In the past, much California rosé was an afterthought: producers seeking greater concentration in their red wines would bleed off juice before fermentation; and instead of pouring it down the drain, some made rosé—a method known as saignée (though the name takes on different connotations in Champagne).
In balmy California, however, grapes picked for red wine seldom have sufficient acidity or low enough alcohol levels to make great pink wine.
Today, that method seems to be falling out of favour at the best addresses, as more and more winemakers pick grapes specifically for rosé, seeking out vineyard sites that retain high levels of natural acidity.
‘Early in my career I experimented with saignée rosé,’ says Kutch, ‘but I’ve come to think that it’s is a bi-product of wine and not in the same league as making a traditional-style rosé by whole-cluster pressing fruit’.
Anne Fogerty and Camille Gaio, who produce a sophisticatedly textural single vineyard rosé from Syrah, are similarly circumspect: ‘since we make a red from the same vineyard, we use a bit of saignée to complement the fruit we whole-cluster press’, they tell me.
‘It’s less than ten per cent and we ferment it separately—we always do trials before we use it. But it can lend a little bit of structure and depth to the blend’.

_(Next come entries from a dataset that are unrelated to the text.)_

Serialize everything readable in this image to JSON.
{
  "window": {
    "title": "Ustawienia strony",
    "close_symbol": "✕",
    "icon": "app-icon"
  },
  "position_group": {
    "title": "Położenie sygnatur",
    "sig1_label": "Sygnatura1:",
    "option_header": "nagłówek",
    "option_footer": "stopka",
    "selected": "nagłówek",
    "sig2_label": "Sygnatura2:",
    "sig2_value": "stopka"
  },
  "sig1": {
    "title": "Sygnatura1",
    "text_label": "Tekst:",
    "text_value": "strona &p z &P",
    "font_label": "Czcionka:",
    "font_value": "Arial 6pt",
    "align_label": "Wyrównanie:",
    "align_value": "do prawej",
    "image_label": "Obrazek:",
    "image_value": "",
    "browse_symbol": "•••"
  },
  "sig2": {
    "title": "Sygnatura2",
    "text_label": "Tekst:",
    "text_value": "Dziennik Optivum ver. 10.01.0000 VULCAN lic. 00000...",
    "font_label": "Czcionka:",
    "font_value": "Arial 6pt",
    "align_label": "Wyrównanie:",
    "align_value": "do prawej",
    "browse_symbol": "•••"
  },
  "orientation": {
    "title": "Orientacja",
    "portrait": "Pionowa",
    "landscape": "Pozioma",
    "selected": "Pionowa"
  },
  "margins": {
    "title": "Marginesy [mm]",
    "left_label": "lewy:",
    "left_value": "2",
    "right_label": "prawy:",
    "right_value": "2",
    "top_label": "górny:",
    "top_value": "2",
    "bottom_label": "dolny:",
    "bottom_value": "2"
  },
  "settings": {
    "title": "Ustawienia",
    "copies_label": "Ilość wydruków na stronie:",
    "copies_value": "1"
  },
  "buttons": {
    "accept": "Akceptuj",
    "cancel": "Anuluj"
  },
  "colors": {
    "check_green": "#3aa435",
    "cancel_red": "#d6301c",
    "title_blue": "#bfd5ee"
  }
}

Such fastidiousness may seem out of sync with rosé’s modest price tag, but it’s typical of the attention to detail many producers now lavish on this humble drink.
‘We aren’t making it to get rich as you can’t charge very much for such a simple wine’, says Kutch. ‘We’re making it for the love of it and for the love of wine’. That attitude is widely shared; and it’s precisely what makes California’s best rosés so exciting.